As we rejoice in the gift of this new day…
Each spring – spring itself – seems to demand an explanation. And a thanksgiving. Perhaps in the form of these lines from Psalm 16:
The boundary lines have fallen for me in pleasant places;Psalm 16:6
I have a goodly heritage
But Brother Lawrence’s high view of the providence and power of God doesn’t in fact derive from the beauty or pleasantness of creation in spring, but its startling abundance. How could you possibly have guessed three months ago that those bare winter branches would now be bowing under the weight of blossom, bursting into vivid green leaf? Most remarkable of all, it seems to me, are the candles on a horse chestnut tree. If you get a chance – on a dog walk, or run or bike ride – stop and go up close for a proper look. It’s not their beauty, actually, that strikes you. Almost the opposite. They’re like those exotic Venetian glass chandeliers: too much, over the top; dandy and disreputable cousins to the lilac blooms in front of me now.
How are we to respond to the sheer profligacy of creation? Going back to yesterday’s reflection, we could try to understand creation in two ways: by taking it to bits, testing it, examining it under the cold lamp of reason. Horse chestnut panicles have an evolutionarily established function, are a genetically determined expression of the organism’s life cycle; they have a place in our taxonomy, an explanation. Or we could understand by standing under, standing under the candling tree, and just looking up in wonder. The buzz of bees in the sunshine, the feel of rain on our faces, the dripping in the leaves.

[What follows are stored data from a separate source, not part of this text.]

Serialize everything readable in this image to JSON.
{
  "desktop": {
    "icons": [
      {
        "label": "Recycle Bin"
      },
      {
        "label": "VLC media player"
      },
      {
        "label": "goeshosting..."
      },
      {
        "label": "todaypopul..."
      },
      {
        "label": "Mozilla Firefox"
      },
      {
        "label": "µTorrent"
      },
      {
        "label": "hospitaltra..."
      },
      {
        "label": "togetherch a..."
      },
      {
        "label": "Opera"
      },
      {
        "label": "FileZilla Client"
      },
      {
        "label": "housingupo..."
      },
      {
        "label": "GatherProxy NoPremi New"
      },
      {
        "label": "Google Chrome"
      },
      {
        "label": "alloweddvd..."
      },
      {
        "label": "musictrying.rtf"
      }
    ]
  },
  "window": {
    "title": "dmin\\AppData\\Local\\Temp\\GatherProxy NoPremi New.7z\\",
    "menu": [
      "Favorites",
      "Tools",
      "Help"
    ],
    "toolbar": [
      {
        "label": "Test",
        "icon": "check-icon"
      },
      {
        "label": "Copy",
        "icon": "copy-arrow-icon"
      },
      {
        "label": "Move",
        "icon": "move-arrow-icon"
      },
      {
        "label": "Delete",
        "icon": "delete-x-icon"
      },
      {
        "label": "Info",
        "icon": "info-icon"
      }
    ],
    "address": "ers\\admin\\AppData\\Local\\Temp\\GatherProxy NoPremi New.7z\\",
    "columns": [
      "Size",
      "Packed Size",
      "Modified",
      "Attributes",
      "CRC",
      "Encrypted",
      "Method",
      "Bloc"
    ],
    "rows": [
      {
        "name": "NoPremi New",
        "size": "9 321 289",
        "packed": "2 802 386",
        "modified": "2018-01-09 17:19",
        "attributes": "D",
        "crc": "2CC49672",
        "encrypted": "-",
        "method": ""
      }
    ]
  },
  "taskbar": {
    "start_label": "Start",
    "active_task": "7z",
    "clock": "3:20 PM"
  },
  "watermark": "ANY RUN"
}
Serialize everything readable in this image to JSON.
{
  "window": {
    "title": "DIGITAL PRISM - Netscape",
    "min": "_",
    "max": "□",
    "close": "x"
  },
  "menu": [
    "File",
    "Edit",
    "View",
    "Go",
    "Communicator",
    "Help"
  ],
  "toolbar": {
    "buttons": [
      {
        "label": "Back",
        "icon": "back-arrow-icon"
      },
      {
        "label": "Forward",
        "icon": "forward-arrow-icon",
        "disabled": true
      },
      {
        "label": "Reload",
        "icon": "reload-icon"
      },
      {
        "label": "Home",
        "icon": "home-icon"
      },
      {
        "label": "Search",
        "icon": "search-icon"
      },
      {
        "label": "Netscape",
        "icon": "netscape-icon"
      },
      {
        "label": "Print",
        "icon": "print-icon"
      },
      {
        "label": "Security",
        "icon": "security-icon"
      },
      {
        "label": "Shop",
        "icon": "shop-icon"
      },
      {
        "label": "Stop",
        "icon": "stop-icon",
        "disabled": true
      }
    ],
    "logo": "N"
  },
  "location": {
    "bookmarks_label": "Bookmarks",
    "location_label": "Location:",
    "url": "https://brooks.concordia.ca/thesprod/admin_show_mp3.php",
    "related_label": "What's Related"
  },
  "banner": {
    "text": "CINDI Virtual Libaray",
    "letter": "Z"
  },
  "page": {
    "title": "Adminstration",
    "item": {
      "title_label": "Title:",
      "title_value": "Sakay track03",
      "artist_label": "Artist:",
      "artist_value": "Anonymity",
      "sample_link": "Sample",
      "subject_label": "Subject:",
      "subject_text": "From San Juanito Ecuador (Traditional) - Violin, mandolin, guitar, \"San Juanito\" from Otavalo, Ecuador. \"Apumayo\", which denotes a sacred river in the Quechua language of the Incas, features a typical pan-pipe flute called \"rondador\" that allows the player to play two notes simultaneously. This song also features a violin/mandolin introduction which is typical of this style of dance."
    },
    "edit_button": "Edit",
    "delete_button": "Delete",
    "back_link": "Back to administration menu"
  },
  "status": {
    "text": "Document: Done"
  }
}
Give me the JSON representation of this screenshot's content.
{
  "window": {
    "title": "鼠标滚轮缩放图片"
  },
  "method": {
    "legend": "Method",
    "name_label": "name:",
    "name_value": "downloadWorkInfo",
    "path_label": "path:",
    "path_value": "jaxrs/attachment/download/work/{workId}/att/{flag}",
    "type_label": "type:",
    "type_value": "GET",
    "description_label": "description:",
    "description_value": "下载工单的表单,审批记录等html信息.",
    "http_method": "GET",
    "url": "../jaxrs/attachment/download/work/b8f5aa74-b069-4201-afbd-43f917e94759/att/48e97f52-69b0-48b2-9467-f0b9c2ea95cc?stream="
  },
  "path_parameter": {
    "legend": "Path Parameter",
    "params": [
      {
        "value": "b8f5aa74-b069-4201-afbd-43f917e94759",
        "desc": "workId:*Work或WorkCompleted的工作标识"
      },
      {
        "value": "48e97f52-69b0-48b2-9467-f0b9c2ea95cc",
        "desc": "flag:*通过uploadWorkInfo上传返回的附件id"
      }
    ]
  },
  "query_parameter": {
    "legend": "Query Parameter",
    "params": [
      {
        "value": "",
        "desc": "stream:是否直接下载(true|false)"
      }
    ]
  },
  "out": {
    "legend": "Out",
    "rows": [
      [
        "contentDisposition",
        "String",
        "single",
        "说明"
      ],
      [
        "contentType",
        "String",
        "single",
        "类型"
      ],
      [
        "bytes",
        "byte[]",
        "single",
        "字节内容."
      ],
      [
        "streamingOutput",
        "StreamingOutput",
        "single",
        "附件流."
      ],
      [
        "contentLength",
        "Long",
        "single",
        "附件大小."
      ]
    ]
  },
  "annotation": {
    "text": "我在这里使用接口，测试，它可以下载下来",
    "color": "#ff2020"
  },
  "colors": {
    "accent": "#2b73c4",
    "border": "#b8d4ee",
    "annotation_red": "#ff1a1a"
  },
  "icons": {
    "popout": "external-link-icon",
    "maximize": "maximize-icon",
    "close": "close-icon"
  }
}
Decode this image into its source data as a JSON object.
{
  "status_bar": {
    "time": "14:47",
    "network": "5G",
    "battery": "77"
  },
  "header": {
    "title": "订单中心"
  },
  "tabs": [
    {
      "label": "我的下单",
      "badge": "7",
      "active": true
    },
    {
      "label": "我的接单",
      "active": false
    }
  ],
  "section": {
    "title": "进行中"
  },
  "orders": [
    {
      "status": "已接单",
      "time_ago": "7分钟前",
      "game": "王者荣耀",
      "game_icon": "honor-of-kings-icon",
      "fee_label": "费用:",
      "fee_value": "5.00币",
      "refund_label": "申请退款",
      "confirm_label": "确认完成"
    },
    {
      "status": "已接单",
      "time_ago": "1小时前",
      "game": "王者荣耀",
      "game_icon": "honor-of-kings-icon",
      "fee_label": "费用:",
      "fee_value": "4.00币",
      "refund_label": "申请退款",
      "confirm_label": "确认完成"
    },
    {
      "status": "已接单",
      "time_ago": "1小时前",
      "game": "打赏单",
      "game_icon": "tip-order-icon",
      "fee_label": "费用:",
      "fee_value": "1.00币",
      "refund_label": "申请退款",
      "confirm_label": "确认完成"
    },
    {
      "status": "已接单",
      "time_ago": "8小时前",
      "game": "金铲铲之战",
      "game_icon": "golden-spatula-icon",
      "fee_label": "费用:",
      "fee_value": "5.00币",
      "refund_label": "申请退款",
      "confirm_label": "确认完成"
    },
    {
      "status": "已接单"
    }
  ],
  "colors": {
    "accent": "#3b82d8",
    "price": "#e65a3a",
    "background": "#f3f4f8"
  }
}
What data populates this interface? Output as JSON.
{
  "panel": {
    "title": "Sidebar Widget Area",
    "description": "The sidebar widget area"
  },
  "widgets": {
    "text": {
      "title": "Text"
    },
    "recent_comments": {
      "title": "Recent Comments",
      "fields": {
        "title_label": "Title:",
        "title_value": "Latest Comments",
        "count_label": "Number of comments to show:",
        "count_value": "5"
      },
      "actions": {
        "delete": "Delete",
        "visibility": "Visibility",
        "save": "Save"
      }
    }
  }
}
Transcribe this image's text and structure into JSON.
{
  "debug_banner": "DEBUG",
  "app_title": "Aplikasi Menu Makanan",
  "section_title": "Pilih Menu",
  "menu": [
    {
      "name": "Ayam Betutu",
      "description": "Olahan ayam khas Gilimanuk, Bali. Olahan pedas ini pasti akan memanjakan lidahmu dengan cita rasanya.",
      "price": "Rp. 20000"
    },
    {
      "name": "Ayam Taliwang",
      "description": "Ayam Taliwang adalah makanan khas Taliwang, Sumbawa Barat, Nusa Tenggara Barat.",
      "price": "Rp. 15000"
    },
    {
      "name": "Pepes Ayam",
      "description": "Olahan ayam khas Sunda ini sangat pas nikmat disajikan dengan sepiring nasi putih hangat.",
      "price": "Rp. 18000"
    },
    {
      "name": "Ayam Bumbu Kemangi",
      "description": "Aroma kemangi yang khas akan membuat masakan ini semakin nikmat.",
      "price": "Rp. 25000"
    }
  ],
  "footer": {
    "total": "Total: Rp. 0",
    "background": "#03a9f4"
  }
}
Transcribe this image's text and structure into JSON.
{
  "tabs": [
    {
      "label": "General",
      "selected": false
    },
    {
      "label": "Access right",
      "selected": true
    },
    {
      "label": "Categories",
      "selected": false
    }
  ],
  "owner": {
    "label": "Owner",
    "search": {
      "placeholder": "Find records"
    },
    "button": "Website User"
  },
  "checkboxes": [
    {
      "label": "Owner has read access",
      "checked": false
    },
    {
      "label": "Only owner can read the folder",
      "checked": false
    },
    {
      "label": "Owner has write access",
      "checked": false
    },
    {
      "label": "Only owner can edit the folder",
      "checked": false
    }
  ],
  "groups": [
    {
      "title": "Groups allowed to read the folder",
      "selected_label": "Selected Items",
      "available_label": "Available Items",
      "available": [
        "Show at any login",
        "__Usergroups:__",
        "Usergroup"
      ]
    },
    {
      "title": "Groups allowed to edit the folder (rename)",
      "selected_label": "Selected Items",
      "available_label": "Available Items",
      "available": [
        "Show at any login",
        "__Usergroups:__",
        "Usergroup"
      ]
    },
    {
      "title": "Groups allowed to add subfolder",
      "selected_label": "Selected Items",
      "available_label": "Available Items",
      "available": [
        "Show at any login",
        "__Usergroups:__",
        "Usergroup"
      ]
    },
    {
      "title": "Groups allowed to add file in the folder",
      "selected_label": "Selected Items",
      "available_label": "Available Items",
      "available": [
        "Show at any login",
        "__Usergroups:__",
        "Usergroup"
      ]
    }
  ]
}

Both forms of understanding are vital and valid. Yet, perhaps inevitably, these different understandings have histrorically failed to come to ‘an understandng’, have seen themselves as mutually exclusive. Keats famously draws up the battle lines in his poem Lamia, written in 1819:
Do not all charms flyfrom Lamia by John Keats
At the mere touch of cold philosophy?
There was an awful rainbow once in heaven:
We know her woof, her texture; she is given
In the dull catalogue of common things.
Philosophy will clip an Angel’s wings,
Conquer all mysteries by rule and line,
Empty the haunted air, and gnomed mine—
Unweave a rainbow…
Keats’s cold philosophy is what I yesterday called overstanding: it assumes (impossibly) a conquering positon outside nature, outside creation. Without warrant, it claims transcendence and brings its impressive capacity for reason to bear on all before it, failing in the process to see itself in the mix, in the swim of things. It will clip an angel’s wings, unweave a rainbow and offer the results as… answers.
Bishop and theologian, Gregory of Nyssa (c.335-c.395), in his controversies with Eunomius, an anti-Christian ‘cold philosopher’ of the old school, describes the difference between their positions beautifully. Eunomius is like a child, he says, who would like to grab hold of a ray of the sun. He wants to know rather than adore.
If you get a chance in the next few days, stand, like Brother Lawrence, under a beech tree coming into leaf and look up, stop to study a horse chestnut candle, breathe deeply the scent of lilacs. And adore.
Never let that wonder and adoration be effaced from your soul.
As we rejoice in the gift of this new day,
so may the light of your presence, O God,
set our hearts on fire with with love for you;
now and forever.
- Spring as overpowering, wild, uncontainable exuberance. Is this the most exciting piece of music ever?
God of all creation,
for the exuberance of spring,
this quickening in all green things:
its beauty, its prodigality and promise,
we give you thanks and praise.
In the renewing of the world around us,
call us into that life that is the light of all people:
your eternal Word in whom all things were made,
even Jesus Christ our Lord.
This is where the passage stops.